Le groupe ENS compte aussi des formations politiques d’Europe centrale aux accents révisionnistes et antisémites, comme La Confédération de la couronne polonaise, parti polonais royaliste, négationniste et prorusse. Son président, Grzegorz Braun, a été poursuivi pour plusieurs propos et actes antisémites. Il a notamment nié l’existence des chambres à gaz pendant la Seconde Guerre mondiale. En 2023 à l’intérieur du Parlement polonais, Grzegorz Braun s’était attaqué à la fête juive de Hanoukka en éteignant avec un extincteur un chandelier à 7 branches, qualifiant cette fête religieuse de « satanisme ».

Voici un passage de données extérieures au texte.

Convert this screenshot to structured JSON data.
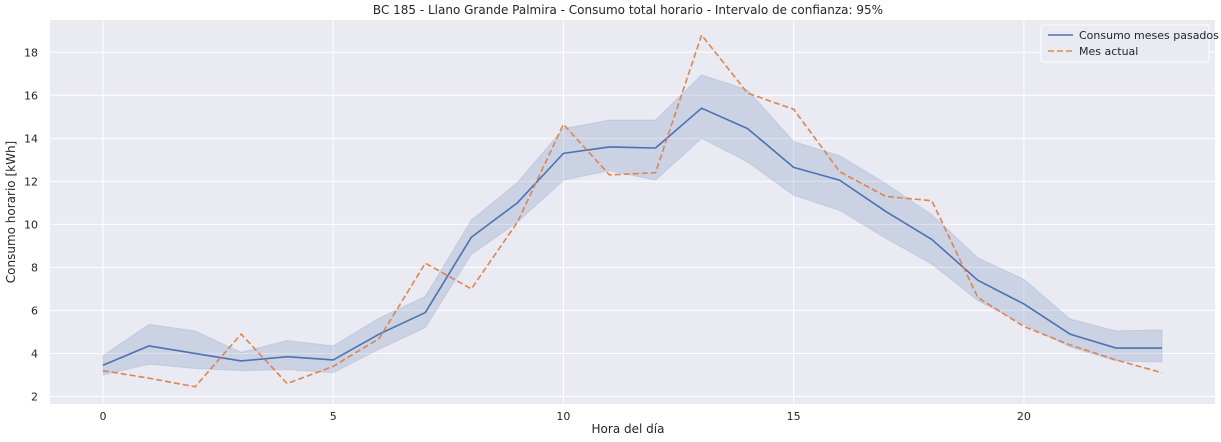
{
  "chart_data": {
    "type": "line",
    "title": "BC 185 - Llano Grande Palmira - Consumo total horario - Intervalo de confianza: 95%",
    "xlabel": "Hora del día",
    "ylabel": "Consumo horario [kWh]",
    "xlim": [
      -1.15,
      24.15
    ],
    "ylim": [
      1.65,
      19.5
    ],
    "xticks": [
      0,
      5,
      10,
      15,
      20
    ],
    "yticks": [
      2,
      4,
      6,
      8,
      10,
      12,
      14,
      16,
      18
    ],
    "grid": true,
    "legend_position": "top-right",
    "x": [
      0,
      1,
      2,
      3,
      4,
      5,
      6,
      7,
      8,
      9,
      10,
      11,
      12,
      13,
      14,
      15,
      16,
      17,
      18,
      19,
      20,
      21,
      22,
      23
    ],
    "series": [
      {
        "name": "Consumo meses pasados",
        "color": "#4c72b0",
        "style": "solid",
        "values": [
          3.45,
          4.35,
          4.0,
          3.65,
          3.85,
          3.7,
          4.9,
          5.9,
          9.4,
          11.0,
          13.3,
          13.6,
          13.55,
          15.4,
          14.45,
          12.65,
          12.05,
          10.6,
          9.3,
          7.4,
          6.3,
          4.9,
          4.25,
          4.25
        ],
        "ci_lower": [
          3.0,
          3.5,
          3.3,
          3.2,
          3.25,
          3.1,
          4.2,
          5.2,
          8.6,
          10.1,
          12.05,
          12.5,
          12.05,
          14.0,
          12.9,
          11.35,
          10.65,
          9.35,
          8.15,
          6.45,
          5.35,
          4.3,
          3.65,
          3.6
        ],
        "ci_upper": [
          3.9,
          5.35,
          5.05,
          4.05,
          4.6,
          4.35,
          5.65,
          6.65,
          10.2,
          11.95,
          14.45,
          14.85,
          14.85,
          16.95,
          16.25,
          13.85,
          13.2,
          11.9,
          10.45,
          8.45,
          7.45,
          5.6,
          5.05,
          5.1
        ]
      },
      {
        "name": "Mes actual",
        "color": "#dd8452",
        "style": "dashed",
        "values": [
          3.2,
          2.85,
          2.45,
          4.9,
          2.6,
          3.4,
          4.7,
          8.2,
          7.0,
          10.1,
          14.65,
          12.3,
          12.4,
          18.8,
          16.1,
          15.35,
          12.45,
          11.3,
          11.1,
          6.6,
          5.25,
          4.4,
          3.7,
          3.1
        ]
      }
    ]
  }
}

Côté bulgare, les trois élus du groupe ENS piloté par l’AFD, sont issus du parti Vazrazhdane (Renaissance), qui coopère avec le parti Russie Unie de Vladimir Poutine. Le parti tchèque Liberté et démocratie est aussi un soutien de l’AFD. Son leader Tomio Okamura, qui préside le Parlement tchèque, a été inculpé pour incitation à la haine raciale après la publication d’une affiche représentant un homme noir muni d’un couteau ensanglanté avec le slogan : « Les « chirurgiens » importés ne résoudront pas les lacunes de notre secteur de santé. ».
Face à toutes ces dérives des partis de la galaxie européenne de l’AFD, le Parlement européen a lancé en juillet dernier une enquête sur le parti Europe des nations souveraines concernant son respect des valeurs européennes, pouvant conduire jusqu’à la radiation de ce parti.